As for his sisters—the idea of Reba’s daring to criticize Melissa because boys went to see her! Of course they went to see her—so alive and bright and warm she was! Didn’t moths fly about a flame? He remembered then Laurentine’s edict. Wouldn’t Reba be astonished if she knew that he, her cherished brother, wasn’t allowed to cross her threshold?

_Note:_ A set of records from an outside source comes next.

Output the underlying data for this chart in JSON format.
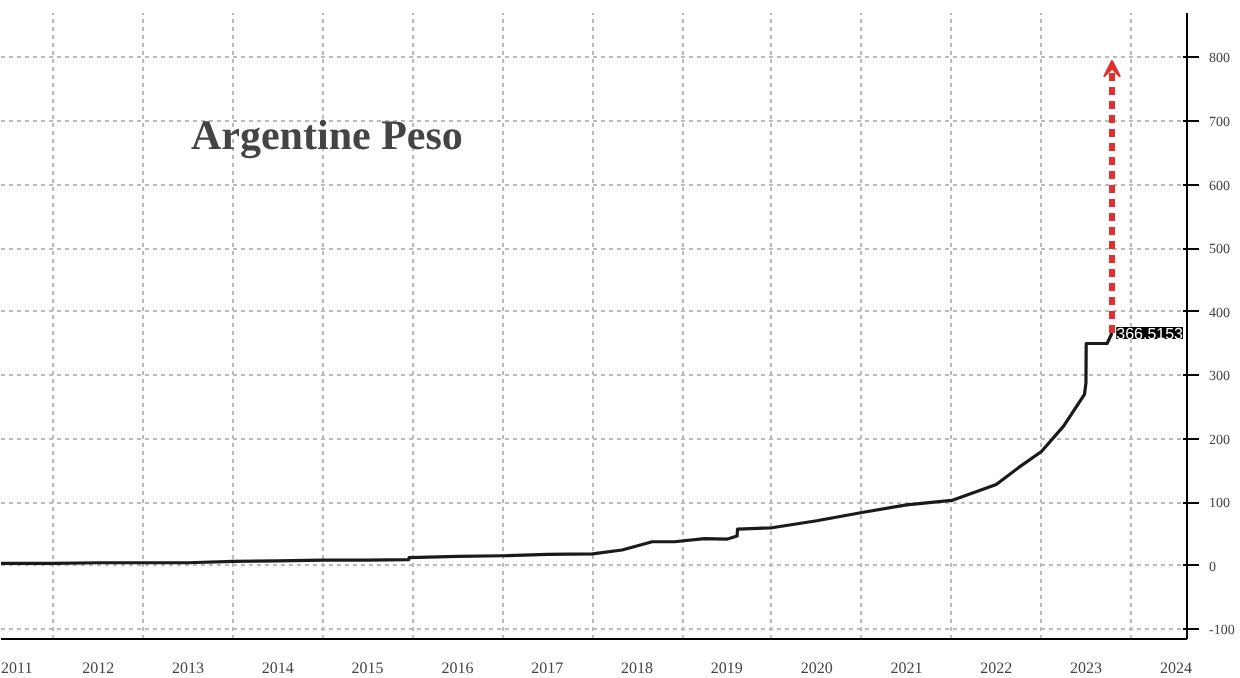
{
  "chart_data": {
    "type": "line",
    "title": "Argentine Peso",
    "x": [
      "2011-06-01",
      "2012-01-01",
      "2012-07-01",
      "2013-01-01",
      "2013-07-01",
      "2014-01-01",
      "2014-07-01",
      "2015-01-01",
      "2015-07-01",
      "2015-12-15",
      "2015-12-17",
      "2016-07-01",
      "2017-01-01",
      "2017-07-01",
      "2018-01-01",
      "2018-05-01",
      "2018-09-01",
      "2018-12-01",
      "2019-04-01",
      "2019-07-01",
      "2019-08-12",
      "2019-08-14",
      "2020-01-01",
      "2020-07-01",
      "2021-01-01",
      "2021-07-01",
      "2022-01-01",
      "2022-07-01",
      "2022-10-01",
      "2023-01-01",
      "2023-04-01",
      "2023-06-25",
      "2023-07-01",
      "2023-07-02",
      "2023-09-25",
      "2023-10-15"
    ],
    "series": [
      {
        "color": "#1a1a1a",
        "values": [
          4,
          4,
          5,
          5,
          5,
          7,
          8,
          9,
          9,
          10,
          13,
          15,
          16,
          18,
          19,
          25,
          38,
          38,
          43,
          42,
          47,
          58,
          60,
          71,
          84,
          96,
          103,
          128,
          155,
          180,
          220,
          270,
          288,
          350,
          350,
          366.5153
        ]
      }
    ],
    "annotations": [
      {
        "text": "366.5153",
        "x": "2023-10-15",
        "y": 366.5153
      }
    ],
    "xlim": [
      "2011-06-01",
      "2024-08-15"
    ],
    "xticks": [
      {
        "value": "2011-07-01",
        "label": "2011"
      },
      {
        "value": "2012-01-01",
        "label": null
      },
      {
        "value": "2012-07-01",
        "label": "2012"
      },
      {
        "value": "2013-01-01",
        "label": null
      },
      {
        "value": "2013-07-01",
        "label": "2013"
      },
      {
        "value": "2014-01-01",
        "label": null
      },
      {
        "value": "2014-07-01",
        "label": "2014"
      },
      {
        "value": "2015-01-01",
        "label": null
      },
      {
        "value": "2015-07-01",
        "label": "2015"
      },
      {
        "value": "2016-01-01",
        "label": null
      },
      {
        "value": "2016-07-01",
        "label": "2016"
      },
      {
        "value": "2017-01-01",
        "label": null
      },
      {
        "value": "2017-07-01",
        "label": "2017"
      },
      {
        "value": "2018-01-01",
        "label": null
      },
      {
        "value": "2018-07-01",
        "label": "2018"
      },
      {
        "value": "2019-01-01",
        "label": null
      },
      {
        "value": "2019-07-01",
        "label": "2019"
      },
      {
        "value": "2020-01-01",
        "label": null
      },
      {
        "value": "2020-07-01",
        "label": "2020"
      },
      {
        "value": "2021-01-01",
        "label": null
      },
      {
        "value": "2021-07-01",
        "label": "2021"
      },
      {
        "value": "2022-01-01",
        "label": null
      },
      {
        "value": "2022-07-01",
        "label": "2022"
      },
      {
        "value": "2023-01-01",
        "label": null
      },
      {
        "value": "2023-07-01",
        "label": "2023"
      },
      {
        "value": "2024-01-01",
        "label": null
      },
      {
        "value": "2024-07-01",
        "label": "2024"
      }
    ],
    "ylim": [
      -115,
      870
    ],
    "yticks": [
      -100,
      0,
      100,
      200,
      300,
      400,
      500,
      600,
      700,
      800
    ],
    "grid": true,
    "marker": "none",
    "line_style": "solid"
  }
}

Well, his own home would be different from this. There’d be lights all over the house, and music and Melissa and himself and friends—yes and children. His children! Melissa’s children! . . . He snapped off the light and lay face downward for hours in the warm, sweet darkness.
CHAPTER XXIII
NOW that the fall was setting in, Laurentine played bridge at Mrs. Ismay’s on Wednesdays instead of junketing down to Newark in the little car to the movies. About seven, she would go over to the Doctor’s house, walking gravely and happily through the quiet streets, the crackling leaves swirling about her or breaking brittlely under her feet. At such times her heart was singing a little song within her. She was like any other young woman, she thought, going off to spend a pleasant evening with a pleasant neighbor, with no longing or yearning in her heart, no goal to be striven for or reached, no sick memories to be crushed down, covered with the trivial occupation of the moment.

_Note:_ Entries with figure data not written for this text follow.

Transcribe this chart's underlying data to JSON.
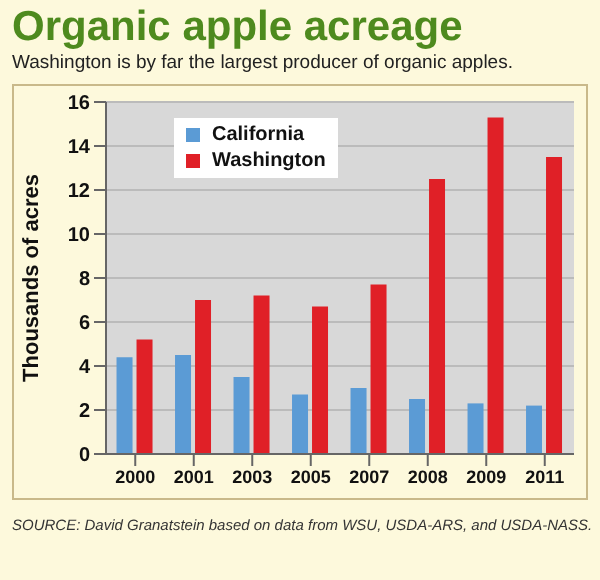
{
  "chart_data": {
    "type": "bar",
    "title": "Organic apple acreage",
    "subtitle": "Washington is by far the largest producer of organic apples.",
    "ylabel": "Thousands of acres",
    "categories": [
      "2000",
      "2001",
      "2003",
      "2005",
      "2007",
      "2008",
      "2009",
      "2011"
    ],
    "series": [
      {
        "name": "California",
        "color": "#5b9bd5",
        "values": [
          4.4,
          4.5,
          3.5,
          2.7,
          3.0,
          2.5,
          2.3,
          2.2
        ]
      },
      {
        "name": "Washington",
        "color": "#e02027",
        "values": [
          5.2,
          7.0,
          7.2,
          6.7,
          7.7,
          12.5,
          15.3,
          13.5
        ]
      }
    ],
    "ylim": [
      0,
      16
    ],
    "yticks": [
      0,
      2,
      4,
      6,
      8,
      10,
      12,
      14,
      16
    ],
    "grid": "y",
    "legend": "top left",
    "annotations": [
      "SOURCE: David Granatstein based on data from WSU, USDA-ARS, and USDA-NASS."
    ]
  }
}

At such times she said to herself, “God is in his heaven, all’s well with the world.” There was nothing during these days that she wanted changed
except perhaps her feeling about Melissa. She was ashamed of this feeling. Yet she could not shake it off. There were times when she was obsessed with the idea that some time all this beauty and peace and satisfaction in which she moved would cease and that in some obscure way its departure would be traceable to Melissa. She never spoke sharply or even reprovingly to her young cousin but in her heart lay, coiled like a tiny serpent, a little current of dislike ready to rear and strike at a moment’s notice.

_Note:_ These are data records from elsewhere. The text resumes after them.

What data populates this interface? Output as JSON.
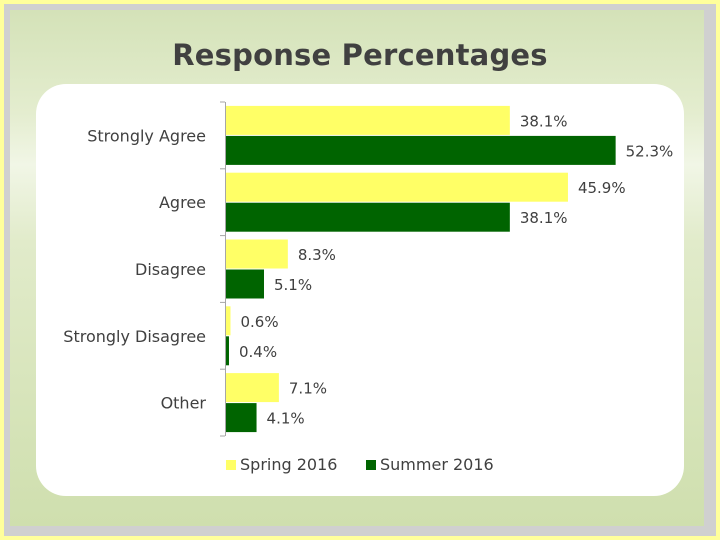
{
  "title": "Response Percentages",
  "colors": {
    "spring": "#ffff66",
    "summer": "#006400"
  },
  "chart_data": {
    "type": "bar",
    "orientation": "horizontal",
    "categories": [
      "Strongly Agree",
      "Agree",
      "Disagree",
      "Strongly Disagree",
      "Other"
    ],
    "series": [
      {
        "name": "Spring 2016",
        "values": [
          38.1,
          45.9,
          8.3,
          0.6,
          7.1
        ],
        "labels": [
          "38.1%",
          "45.9%",
          "8.3%",
          "0.6%",
          "7.1%"
        ]
      },
      {
        "name": "Summer 2016",
        "values": [
          52.3,
          38.1,
          5.1,
          0.4,
          4.1
        ],
        "labels": [
          "52.3%",
          "38.1%",
          "5.1%",
          "0.4%",
          "4.1%"
        ]
      }
    ],
    "xlim": [
      0,
      60
    ],
    "grid": false,
    "legend_position": "bottom"
  }
}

Sometimes Dr. Denleigh, who had opened his office in the district in which she lived, would rush over to her house in his new Ford, honk madly outside her gate, and drive her with equal madness and utter disregard of traffic signals, over to Dr. Ismay’s, drop her and return to his increasing practice.
She would go in then and she and Millie Ismay would talk with the complete intimacy and interest which women absolutely en rapport with each other employ. Millie, who was comparatively indifferent to her appearance outside, was amazingly given over to a consideration of her indoor apparel, her house dresses and négligées. Often Laurentine brought with her one of her latest books of modes, and scraps of material used in fashioning apparel for Mrs. Judge Manners and her lovely and exclusive, newly-married daughter, Mrs. del Pilar. Laurentine would hold the cloth up against Mrs. Ismay’s skin and drape with her magic fingers the stuff into marvelous fold and line, employing an enthusiasm and liveliness of interest such as she rarely manifested to her customers.
“This blue is heavenly for you, Millie. My dear, I thought of you to-day as soon as Mrs. del Pilar showed it to me. If you want me to I’ll order yours along with hers, so you can get the benefit of my discount. You’ll probably be the first colored woman in Red Brook to be wearing lounging pajamas!
“See, I’m going to cut them quite low. You’ve such a lovely back and I’ll make you a little jacket to slip on when you have company. I’ll make it in this Spanish Tile color. This is just a scrap, but can you get the idea?”